We set `factor=1.5` to keep $66\%$ of the remaining candidates each round (if we had set `factor=2`, we would keep $50\%$ of candidates). Now we again check the performance on the test set.

In [21]:
#extract best model and evaluate on test set
opt_hs = hs.best_estimator_
print("Test accuracy: {}".format(opt_hs.score(X_test, y_test).round(3)))

Test accuracy: 0.982


We observe that successive halving also performs very well, and similarly to randomized search CV.

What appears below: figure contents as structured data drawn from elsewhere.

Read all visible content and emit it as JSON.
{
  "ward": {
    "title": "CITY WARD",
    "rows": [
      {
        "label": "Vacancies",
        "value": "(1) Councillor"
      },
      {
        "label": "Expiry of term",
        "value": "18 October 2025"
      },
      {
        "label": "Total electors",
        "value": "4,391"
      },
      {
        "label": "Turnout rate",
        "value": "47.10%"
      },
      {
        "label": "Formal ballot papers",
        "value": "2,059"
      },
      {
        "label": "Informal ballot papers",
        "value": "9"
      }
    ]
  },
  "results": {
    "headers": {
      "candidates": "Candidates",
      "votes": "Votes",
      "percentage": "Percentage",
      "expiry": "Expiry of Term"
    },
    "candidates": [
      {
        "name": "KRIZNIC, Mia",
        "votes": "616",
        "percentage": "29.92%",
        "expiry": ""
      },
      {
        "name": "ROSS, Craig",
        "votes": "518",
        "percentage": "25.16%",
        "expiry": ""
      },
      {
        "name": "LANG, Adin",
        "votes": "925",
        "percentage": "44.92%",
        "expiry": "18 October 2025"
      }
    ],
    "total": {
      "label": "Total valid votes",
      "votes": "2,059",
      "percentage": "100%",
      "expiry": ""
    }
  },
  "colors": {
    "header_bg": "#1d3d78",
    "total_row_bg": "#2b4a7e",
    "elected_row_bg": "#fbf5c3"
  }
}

### Nested Cross-Validation

The idea behind nested cross-validation is to perform model selection before we then optimize the hyperparameters of the best type of model. To do this, we partition the training set into $k_1$ folds, as we did before, but now we perform a $k_2$-fold CV within each mini-training set, and evaluate each one on the corresponding test fold. This gives us an (almost) unbiased estimate of a given model's ability to generalize to the test set. After we repeat this procedure for each potential model, we choose the model with the best estimated CV accuracy. We then perform a normal grid or randomized search CV to optimize the hyperparameters of this optimal model.

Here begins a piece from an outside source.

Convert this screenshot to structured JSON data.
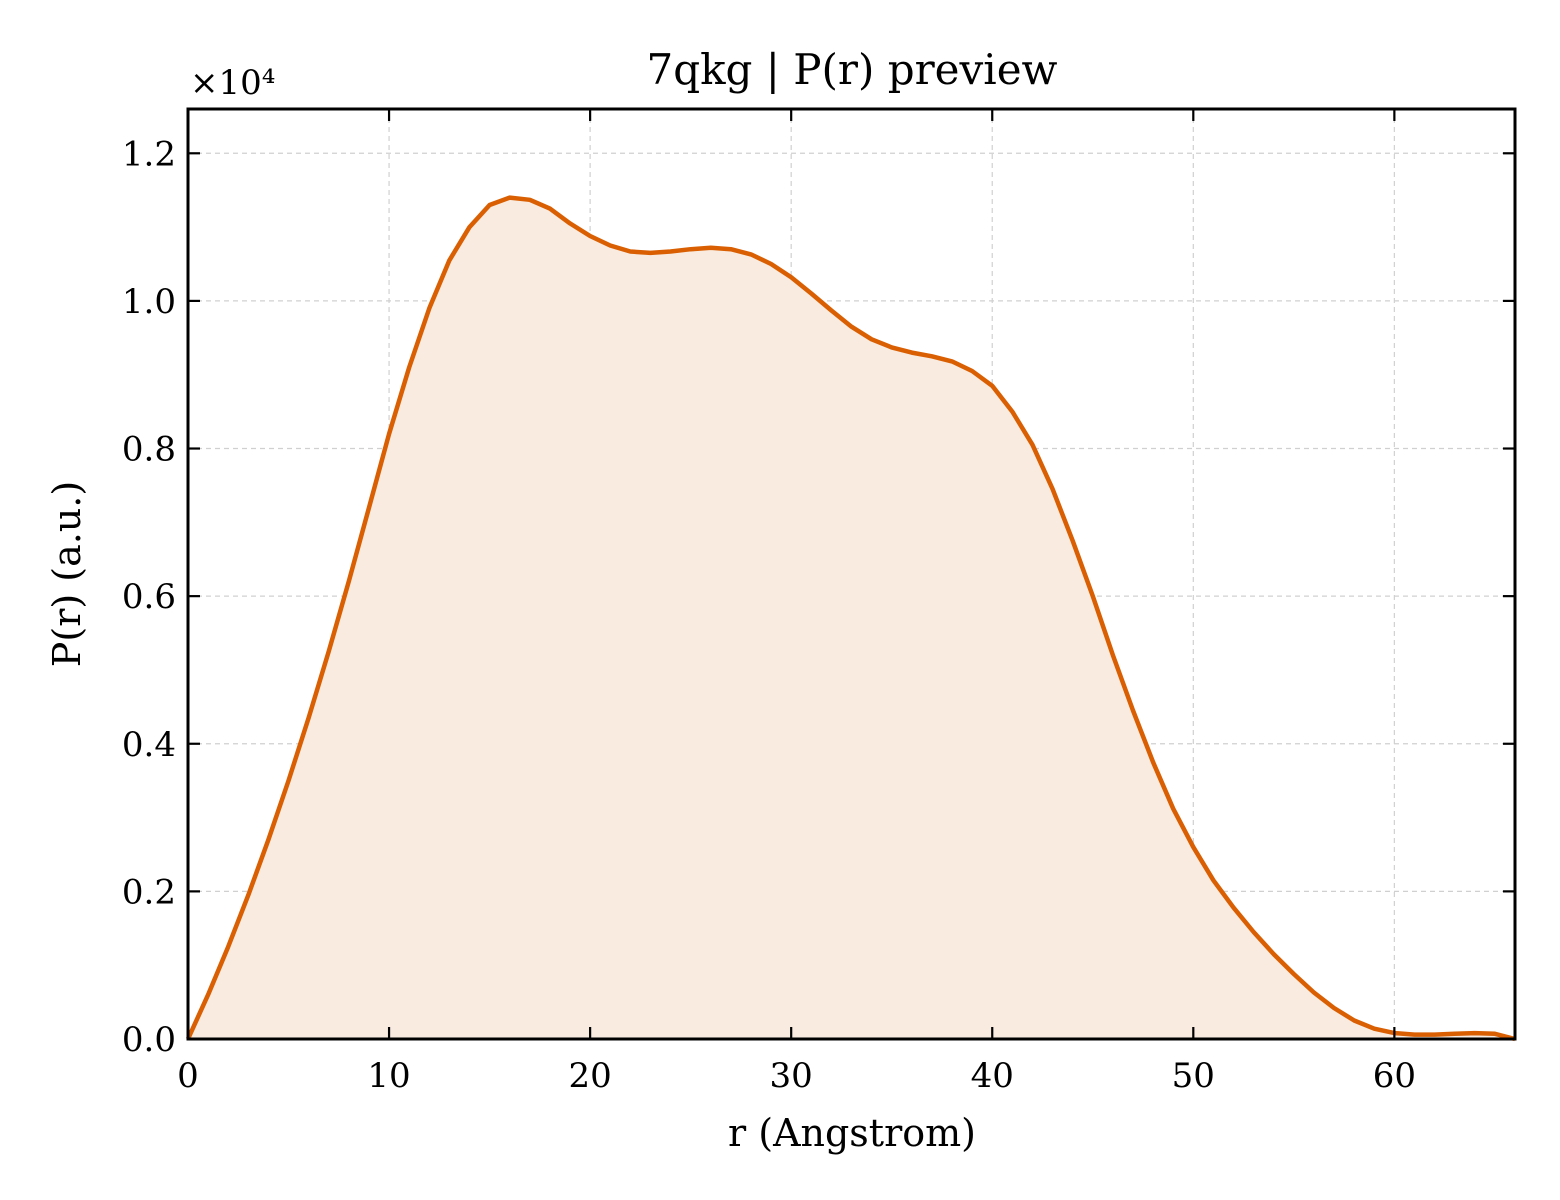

In sklearn, we can perform nested cross-validation with grid search on the SVC model as follows:

In [22]:
k1 = 10
k2 = 3

#create parameter grid
param_range = [0.0001, 0.001, 0.01, 0.1, 1., 10., 100., 1000.]
param_grid = [{'svc__C': param_range,
              'svc__kernel': ['linear']},
             {'svc__C': param_range,
             'svc__gamma': param_range,
             'svc__kernel': ['rbf']}]

#create grid search object which we will apply on each mini-training set
gs = GridSearchCV(estimator=pipe_svc,
                 param_grid=param_grid,
                 scoring='accuracy',
                 cv=k2)

#now perform outer loop, we iterate over all mini-training sets and apply gs object
scores = cross_val_score(gs, X_train, y_train, 
                        scoring='accuracy', cv=10)
print("CV accuracy for SVC: {mean} +/- {std}".format(mean=np.mean(scores), std=np.std(scores)))

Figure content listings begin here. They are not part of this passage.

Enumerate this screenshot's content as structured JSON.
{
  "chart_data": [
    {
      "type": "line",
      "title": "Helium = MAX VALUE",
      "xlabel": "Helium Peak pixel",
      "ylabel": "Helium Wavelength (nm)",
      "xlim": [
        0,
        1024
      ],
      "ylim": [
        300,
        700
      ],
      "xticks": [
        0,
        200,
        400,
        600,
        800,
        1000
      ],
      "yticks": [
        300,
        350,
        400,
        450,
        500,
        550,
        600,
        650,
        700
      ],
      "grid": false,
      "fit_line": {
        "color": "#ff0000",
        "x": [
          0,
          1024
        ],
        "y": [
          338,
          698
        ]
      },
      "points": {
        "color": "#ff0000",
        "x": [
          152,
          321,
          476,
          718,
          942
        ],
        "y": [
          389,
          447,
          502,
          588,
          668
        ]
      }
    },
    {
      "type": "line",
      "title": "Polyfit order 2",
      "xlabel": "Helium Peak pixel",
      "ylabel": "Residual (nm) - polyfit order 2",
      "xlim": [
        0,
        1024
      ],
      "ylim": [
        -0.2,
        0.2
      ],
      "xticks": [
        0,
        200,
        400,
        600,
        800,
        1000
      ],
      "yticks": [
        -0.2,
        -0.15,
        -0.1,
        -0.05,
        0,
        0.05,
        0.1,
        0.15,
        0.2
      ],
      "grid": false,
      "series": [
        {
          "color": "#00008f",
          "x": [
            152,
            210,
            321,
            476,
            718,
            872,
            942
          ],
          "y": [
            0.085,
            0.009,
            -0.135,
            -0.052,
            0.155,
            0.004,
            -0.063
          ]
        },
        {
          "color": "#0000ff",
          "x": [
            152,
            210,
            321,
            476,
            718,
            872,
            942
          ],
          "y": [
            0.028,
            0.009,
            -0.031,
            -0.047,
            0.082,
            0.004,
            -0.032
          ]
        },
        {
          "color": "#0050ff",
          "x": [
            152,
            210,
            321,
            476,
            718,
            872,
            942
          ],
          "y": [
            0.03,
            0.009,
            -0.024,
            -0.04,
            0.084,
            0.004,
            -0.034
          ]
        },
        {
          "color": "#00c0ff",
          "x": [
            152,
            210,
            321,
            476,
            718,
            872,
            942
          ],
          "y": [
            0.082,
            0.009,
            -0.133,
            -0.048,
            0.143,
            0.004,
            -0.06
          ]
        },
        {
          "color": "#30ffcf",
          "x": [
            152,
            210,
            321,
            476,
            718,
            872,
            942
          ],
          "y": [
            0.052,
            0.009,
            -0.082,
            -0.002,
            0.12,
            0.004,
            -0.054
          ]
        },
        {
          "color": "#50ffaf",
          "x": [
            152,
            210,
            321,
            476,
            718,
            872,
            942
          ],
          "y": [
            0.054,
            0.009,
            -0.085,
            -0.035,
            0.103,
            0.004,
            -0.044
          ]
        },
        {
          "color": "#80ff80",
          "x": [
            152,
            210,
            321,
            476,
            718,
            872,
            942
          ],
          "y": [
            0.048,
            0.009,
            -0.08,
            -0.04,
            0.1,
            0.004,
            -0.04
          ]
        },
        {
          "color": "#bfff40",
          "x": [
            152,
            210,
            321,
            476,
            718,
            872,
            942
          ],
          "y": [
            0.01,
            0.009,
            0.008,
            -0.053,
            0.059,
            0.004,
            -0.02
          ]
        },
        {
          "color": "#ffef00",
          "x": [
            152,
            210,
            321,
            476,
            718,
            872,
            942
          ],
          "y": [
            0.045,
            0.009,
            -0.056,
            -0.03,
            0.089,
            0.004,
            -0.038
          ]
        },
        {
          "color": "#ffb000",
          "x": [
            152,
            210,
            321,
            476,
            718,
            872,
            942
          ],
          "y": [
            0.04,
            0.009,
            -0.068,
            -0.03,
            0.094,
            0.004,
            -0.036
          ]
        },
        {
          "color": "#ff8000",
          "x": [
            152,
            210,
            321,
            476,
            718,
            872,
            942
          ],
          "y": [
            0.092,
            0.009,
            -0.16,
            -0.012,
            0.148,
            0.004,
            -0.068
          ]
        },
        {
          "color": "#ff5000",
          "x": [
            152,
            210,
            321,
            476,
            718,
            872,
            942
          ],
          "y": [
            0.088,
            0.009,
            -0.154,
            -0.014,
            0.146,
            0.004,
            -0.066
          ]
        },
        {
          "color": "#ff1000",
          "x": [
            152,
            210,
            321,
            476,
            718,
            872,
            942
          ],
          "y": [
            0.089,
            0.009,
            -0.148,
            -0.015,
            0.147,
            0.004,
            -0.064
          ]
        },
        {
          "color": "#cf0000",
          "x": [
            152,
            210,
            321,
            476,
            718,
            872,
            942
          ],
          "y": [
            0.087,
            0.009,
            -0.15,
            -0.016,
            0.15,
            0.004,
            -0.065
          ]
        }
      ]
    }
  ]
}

CV accuracy for SVC: 0.9602415458937198 +/- 0.03097673292462225


The returned average cross-validation accuracy gives us a good estimate of what to expect if we tune the hyperparameters of a model and use it on unseen data. Now, we can perform the exact same procedure on a different classifier. We will use a decision tree for this example, and we will only tune its depth parameter:

In [23]:
from sklearn.tree import DecisionTreeClassifier

#create grid search object which we will apply on each mini-training set
gs = GridSearchCV(estimator=DecisionTreeClassifier(random_state=42),
                 param_grid={'max_depth': [1, 2, 3, 4, 5, 6, 7, None]},
                 scoring='accuracy',
                 cv=k2)

#now perform outer loop, we iterate over all mini-training sets and apply gs object
scores = cross_val_score(gs, X_train, y_train,
                        scoring='accuracy', cv=10)
print("CV accuracy for SVC: {mean} +/- {std}".format(mean=np.mean(scores), std=np.std(scores)))

CV accuracy for SVC: 0.9183574879227054 +/- 0.044612683047718524


From the above, we see that we can expect the SVC to perform better on unseen data than the decision tree. Thus, we should choose the SVC to be the model whose hyperparameters we optimize for, which we can do using any of the methods already described above.